With Howard, Halladay and Utley all signed through at least 2013, these burning questions remain: What about rightfielder Jayson Werth and shortstop Jimmy Rollins?
Montgomery knows those are difficult decisions.
"Only time will tell," he said. "I don't want to lump anybody with anybody else. We have had tremendous success with this group, and we know how much our fans would like to extend this as long as possible. We want to keep this group together as long as possible. Is it possible to keep everyone? Probably not. But we don't want to rule anybody out at this point because they're part of our club."
Werth, who'll be 31 next month, is the first case on the docket because he's a free agent after this season. What happened with Howard really doesn't have much impact on the Phillies' decision with Werth. Howard was already going to make $20 million next season, and he'll make that much in 2012 and '13, too.

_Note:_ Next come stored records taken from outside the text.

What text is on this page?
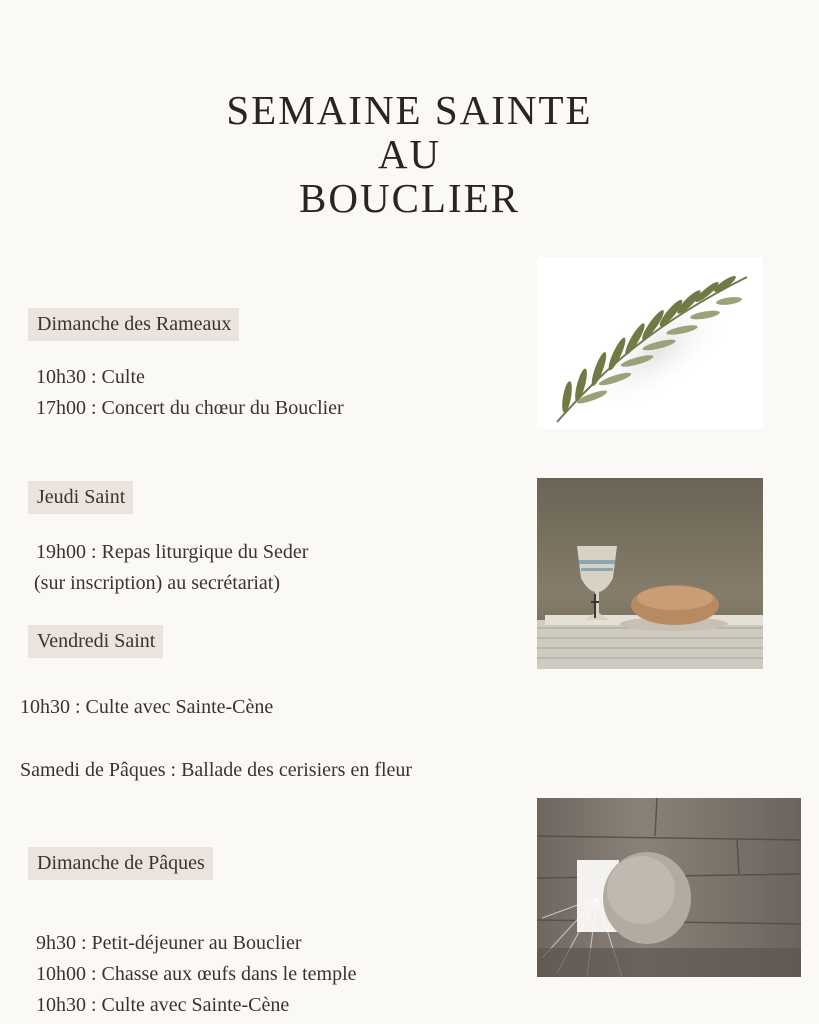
SEMAINE SAINTE
AU
BOUCLIER
Dimanche des Rameaux
10h30 : Culte
17h00 : Concert du chœur du Bouclier
Jeudi Saint
19h00 : Repas liturgique du Seder
(sur inscription) au secrétariat)
Vendredi Saint
10h30 : Culte avec Sainte-Cène
Samedi de Pâques : Ballade des cerisiers en fleur
Dimanche de Pâques
9h30 : Petit-déjeuner au Bouclier
10h00 : Chasse aux œufs dans le temple
10h30 : Culte avec Sainte-Cène
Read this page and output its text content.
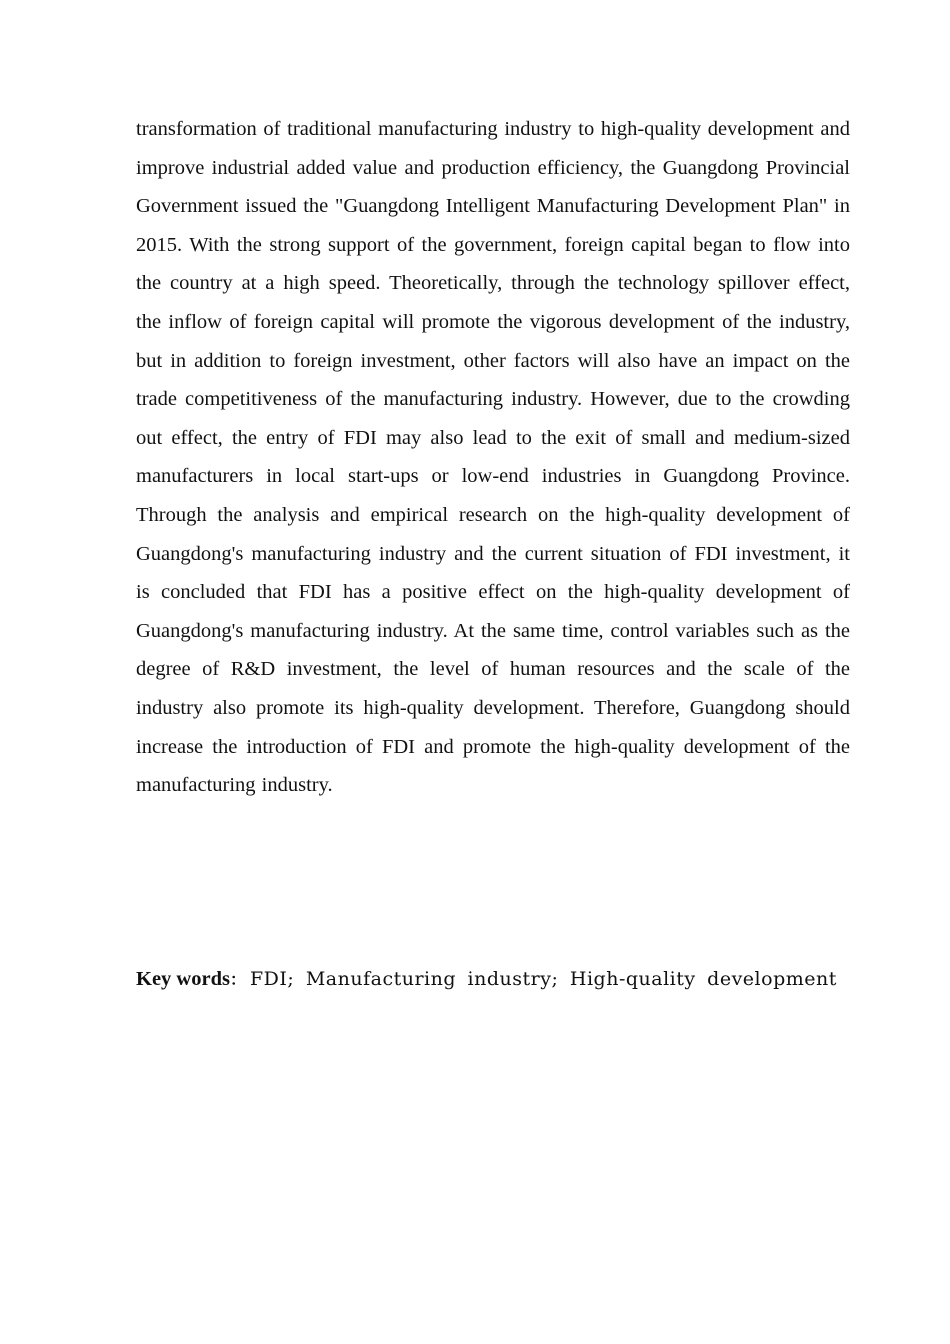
transformation of traditional manufacturing industry to high-quality development and improve industrial added value and production efficiency, the Guangdong Provincial Government issued the "Guangdong Intelligent Manufacturing Development Plan" in 2015. With the strong support of the government, foreign capital began to flow into the country at a high speed. Theoretically, through the technology spillover effect, the inflow of foreign capital will promote the vigorous development of the industry, but in addition to foreign investment, other factors will also have an impact on the trade competitiveness of the manufacturing industry. However, due to the crowding out effect, the entry of FDI may also lead to the exit of small and medium-sized manufacturers in local start-ups or low-end industries in Guangdong Province. Through the analysis and empirical research on the high-quality development of Guangdong's manufacturing industry and the current situation of FDI investment, it is concluded that FDI has a positive effect on the high-quality development of Guangdong's manufacturing industry. At the same time, control variables such as the degree of R&D investment, the level of human resources and the scale of the industry also promote its high-quality development. Therefore, Guangdong should increase the introduction of FDI and promote the high-quality development of the manufacturing industry.

Key words： FDI; Manufacturing industry; High-quality development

The decision the Phillies have to make concerning Werth is whether they can afford to keep both their all-star rightfielder and Raul Ibanez around next season. The Phillies have already committed more than $130 million to 17 players for next season, and if they give Werth a long-term deal, their payroll will likely soar over $150 million.
Ibanez's three-year deal that runs through 2011 has made the Werth issue a difficult one. It's clear that Werth is the younger, better, and more valuable player. Ibanez, not including Monday night's game, has hit just .201 with 13 home runs and 42 RBIs since going on the disabled list last June with a strained left groin. The leftfielder will be 38 on June 2.
Werth, meanwhile, seems to keep getting better each season.
The Phillies' smartest move right now would be to find a way to keep Werth, then replace Ibanez with top prospect Domonic Brown in 2012 or perhaps even at some point in 2011.
"There is no question that to remain a solid club, regardless of who we keep or do not keep, we have to continue to develop talent, and that's the ongoing challenge," Montgomery said.
"The more we commit [financially] to the stars of our club, the more we need to augment them with players in our system."
Which brings us to Rollins.
The Phillies shortstop is signed through next season, the same as Howard before Monday. Even though it seems as if Rollins has been around forever, he's only 20 days older than Utley and less than a year older than Howard.
Rollins will never be the perfect leadoff hitter, but he brings things to the table that no other shortstop in baseball can, including Derek Jeter of the New York Yankees. That's not to say Rollins is better or more valuable than Jeter. The point is he's the particular engine that makes the Phillies run. Hitting instructor Milt Thompson compares Rollins to Rickey Henderson without the walks as a leadoff man.
The better argument for getting a deal done with Rollins is that there's nobody in the system close to being ready as a replacement. Yes, Freddy Galvis has a big-league glove, but it's impossible to ignore that .197 batting average he's carrying around at Reading.